How Would You Do on a Standardized Test?
Rich Roach, a school board member from Florida, took the 10th grade standardized test. He's a business man with several degrees and experience in the classroom. On the Reading section, he scored a D, and he correctly answered 10 of 60 questions on the Math section. He said, "A test that can determine a student’s future life chances should surely relate in some practical way to the requirements of life. I can’t see how that could possibly be true of the test I took."
"Roach suggests that the tests are being created by for-profit entities with very little accountability or perspective. 'There’s a concept called reverse design that is critical,' he said. 'We are violating that with our test. Instead of connecting what we learn in school with being successful in the real world, we are doing it in reverse. We are testing first and then kids go into the real world. Whether the information they have learned is important or not becomes secondary.'”

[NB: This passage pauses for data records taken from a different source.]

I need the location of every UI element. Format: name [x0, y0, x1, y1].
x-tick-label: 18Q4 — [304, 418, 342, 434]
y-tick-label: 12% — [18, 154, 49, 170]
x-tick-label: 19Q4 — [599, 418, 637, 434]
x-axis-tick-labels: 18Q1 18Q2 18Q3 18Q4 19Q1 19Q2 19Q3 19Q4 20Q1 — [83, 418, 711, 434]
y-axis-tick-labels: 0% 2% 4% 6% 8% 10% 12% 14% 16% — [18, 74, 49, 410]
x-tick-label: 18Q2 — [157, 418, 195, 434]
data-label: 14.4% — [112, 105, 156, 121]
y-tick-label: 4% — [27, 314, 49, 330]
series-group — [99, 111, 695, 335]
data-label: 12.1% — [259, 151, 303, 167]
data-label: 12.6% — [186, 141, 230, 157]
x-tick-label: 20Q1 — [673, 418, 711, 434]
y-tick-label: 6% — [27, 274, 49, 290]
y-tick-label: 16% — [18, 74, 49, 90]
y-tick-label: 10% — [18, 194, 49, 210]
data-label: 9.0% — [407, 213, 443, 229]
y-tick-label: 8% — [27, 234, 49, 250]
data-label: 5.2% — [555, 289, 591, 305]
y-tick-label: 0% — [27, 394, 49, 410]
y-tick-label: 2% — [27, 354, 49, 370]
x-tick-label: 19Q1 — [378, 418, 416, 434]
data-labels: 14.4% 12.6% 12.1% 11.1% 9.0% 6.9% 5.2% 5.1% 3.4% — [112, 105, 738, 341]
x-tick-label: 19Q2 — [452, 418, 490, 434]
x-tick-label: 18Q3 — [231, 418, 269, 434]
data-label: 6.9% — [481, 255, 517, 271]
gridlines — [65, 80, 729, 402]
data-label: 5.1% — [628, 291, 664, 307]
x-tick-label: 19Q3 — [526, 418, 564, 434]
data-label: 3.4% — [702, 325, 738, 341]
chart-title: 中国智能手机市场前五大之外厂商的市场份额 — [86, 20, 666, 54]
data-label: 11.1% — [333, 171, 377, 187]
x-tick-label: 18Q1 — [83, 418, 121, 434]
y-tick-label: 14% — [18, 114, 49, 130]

I remember taking a test as a kid. It was long and boring, but I never felt nervous or worried. Now, it just seems like the state is trying to prove something. Why can't a test simply assess the objectives? Why is it necessary to bury the objectives under a pile of convolution, secrecy, and threats? It says something important when a successful businessman, a member of the real world, questions the validity of the test.
Whether the FCAT from Florida or the STAAR from Texas, arrogant decision-makers are relentlessly hazing kids before they can enter the fraternity of promotion.